Internship field report, Michael Manansala @ Pearson Affordable Learning Fund, Manila

August 26, 2016

Michael Manansala (MPP '17) is submitting this field report from his summer 2016 internship at the Pearson Affordable Learning Fund, Manila, Philippines.


With a couple of days left in my internship, I’m about to finalize my deliverables, dotting the remaining I’s and crossing the last few T’s. It’s a bittersweet feeling. On the one hand, I’m excited to see my friends and classmates in Ann Arbor. On the other hand, I’ll miss the amazing Filipino cultural experience as well as my family, friends, and colleagues in Manila.

Through UM’s William Davidson Institute, I accepted a position as a Summer Fellow at the Pearson Affordable Learning Fund (PALF) and was embedded in PALF’s portfolio company, the Affordable Private Education Centers (APEC) in the Philippines. PALF is the venture capital subsidiary of Pearson Plc, the world’s largest learning company. The Fund makes minority investments in for-profit companies in emerging markets that advance learning outcomes through low-cost tools and services. Some of PALF’s investments include learning management platforms, low-cost school chains, and student information systems.

Out of PALF’s many investments, APEC is its largest portfolio company. It’s also a multimillion-dollar joint venture with the Ayala Group, one of the biggest conglomerates in the Philippines. Although APEC started three years ago in small, rented classrooms at Emilio Aguinaldo College in Manila, it has since expanded to become the largest private school network in the country, serving over 10,000 students in 27 sites around Metro Manila. The school’s mission is to deliver affordable, high-quality education that creates a pipeline to employment opportunities for APEC students, most of whom come from lower middle class families. As a policy student interested in education as a means to develop a workforce, reduce brain drain, and combat inequality in emerging markets, APEC Schools was an organizational fit for me.

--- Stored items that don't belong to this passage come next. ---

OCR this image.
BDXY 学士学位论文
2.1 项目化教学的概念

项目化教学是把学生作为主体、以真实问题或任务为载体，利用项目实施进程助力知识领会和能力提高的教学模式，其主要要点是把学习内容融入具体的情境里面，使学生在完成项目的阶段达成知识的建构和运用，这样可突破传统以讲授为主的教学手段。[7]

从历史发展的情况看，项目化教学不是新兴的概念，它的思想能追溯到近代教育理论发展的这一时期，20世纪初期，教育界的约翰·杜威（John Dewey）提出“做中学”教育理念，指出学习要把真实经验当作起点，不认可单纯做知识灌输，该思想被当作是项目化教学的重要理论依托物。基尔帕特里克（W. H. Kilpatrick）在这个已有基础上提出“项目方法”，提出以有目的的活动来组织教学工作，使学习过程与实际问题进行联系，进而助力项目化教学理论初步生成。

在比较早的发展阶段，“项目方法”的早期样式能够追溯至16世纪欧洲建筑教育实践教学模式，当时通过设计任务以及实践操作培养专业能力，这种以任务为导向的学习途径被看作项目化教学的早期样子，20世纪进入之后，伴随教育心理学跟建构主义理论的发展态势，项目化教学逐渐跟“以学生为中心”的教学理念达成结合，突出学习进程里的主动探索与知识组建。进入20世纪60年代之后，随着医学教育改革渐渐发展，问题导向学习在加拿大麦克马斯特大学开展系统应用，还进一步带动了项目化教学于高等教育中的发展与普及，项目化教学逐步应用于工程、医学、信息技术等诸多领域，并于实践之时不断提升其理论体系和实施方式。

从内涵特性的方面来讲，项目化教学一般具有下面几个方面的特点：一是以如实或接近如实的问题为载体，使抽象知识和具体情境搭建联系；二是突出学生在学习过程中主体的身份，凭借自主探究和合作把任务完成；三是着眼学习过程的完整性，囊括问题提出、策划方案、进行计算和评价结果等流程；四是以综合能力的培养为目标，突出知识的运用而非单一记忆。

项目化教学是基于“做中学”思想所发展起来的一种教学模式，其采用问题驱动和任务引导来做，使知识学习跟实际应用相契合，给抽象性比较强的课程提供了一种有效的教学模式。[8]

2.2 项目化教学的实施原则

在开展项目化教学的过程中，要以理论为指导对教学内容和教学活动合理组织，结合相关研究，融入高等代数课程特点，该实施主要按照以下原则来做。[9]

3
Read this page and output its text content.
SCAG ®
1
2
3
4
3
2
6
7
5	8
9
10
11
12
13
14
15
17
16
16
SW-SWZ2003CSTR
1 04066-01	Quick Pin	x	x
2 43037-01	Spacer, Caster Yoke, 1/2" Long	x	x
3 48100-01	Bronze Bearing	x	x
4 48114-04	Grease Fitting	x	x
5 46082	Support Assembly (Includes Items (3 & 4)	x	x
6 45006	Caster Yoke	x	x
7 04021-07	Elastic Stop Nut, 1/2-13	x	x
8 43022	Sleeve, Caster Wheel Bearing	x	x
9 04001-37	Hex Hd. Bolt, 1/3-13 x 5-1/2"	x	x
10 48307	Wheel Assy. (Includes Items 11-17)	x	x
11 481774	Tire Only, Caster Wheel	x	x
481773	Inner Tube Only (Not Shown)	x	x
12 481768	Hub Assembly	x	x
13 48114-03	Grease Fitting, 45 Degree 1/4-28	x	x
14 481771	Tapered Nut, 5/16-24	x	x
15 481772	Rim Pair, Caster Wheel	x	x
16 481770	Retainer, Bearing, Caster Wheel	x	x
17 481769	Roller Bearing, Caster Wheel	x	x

As a Fellow, I shaped APEC’s academic strategy and directed two work streams critical to the school’s efficacy objectives. I designed APEC’s annual benchmarking blueprint by surveying three K-12 standardized assessments in the Philippines and piloting two tests with a sample of 3,000 students in order to determine the best testing service for APEC. My final deliverable is APEC’s Annual Testing Plan, which includes the proposed assessment, the sampling method, the implementation timeline, and the estimated cost of the baseline and endline assessments for APEC in 2016.

My second task is hiring APEC’s Chief Academic Officer. This required stakeholder meetings with APEC’s management team as well as PALF’s Head of Efficacy and Head of Asia to ascertain what characteristics APEC and PALF desired in a Chief Academic Officer. Then, I designed the recruitment and hiring process, and drafted the job description for the CAO, the candidate assessment, and the interviewer’s rubric. Since I will not be present for the actual hiring process, my final two weeks will be spent handing off the recruitment work stream to APEC’s Head of HR, who will use the tools and strategy I designed to recruit APEC’s CAO, a key position that has been vacant for two years.

Accepting this Fellowship took me halfway around the world and back to my country of birth, a place I haven’t visited since college six years ago. Once again, I was in the Philippines for an internship and for the second time in a row, I witnessed the country’s presidential transition. In both instances, my work was also relevant to a recent policy reform in the Philippines. While my previous position centered on the Philippines’s recently enacted climate change bill, this summer, my Fellowship revolved around education in the same year as the country’s major transition from K-10 to K-12 education. This time around, I owned my work streams, and my legacy at APEC will directly affect the lives of thousands of families for many years to come.

I’d like to thank the Ford School, WDI, PALF, and APEC Schools for this remarkable opportunity. I recommend this fellowship for anyone seeking a high-impact experience that develops your leadership skills and positions you well for management roles in large organizations. This Fellowship taught me valuable lessons in relationship building, company strategy, and proactive management, and I’ve barely scratched the surface. However, while it’s truly #MoreFunInThePhilippines, the #GradSchoolGrind calls to me and I’m looking forward to my final best year at the Ford School. Maraming salamat!


Born in Manila and raised in Minnesota, Michael Manansala was an Associate at DAI, where he supported the Food & Enterprise Development program in Liberia, USAID’s largest Feed the Future project in Africa. Michael also served as the Alumni Chapter Director for the Public Policy and International Affairs (PPIA) Program in DC. As a Rackham Merit Fellow at the Ford School, Michael is exploring policy issues at the intersection of workforce development, brain drain, and economic inequality in emerging markets, particularly in Southeast Asia.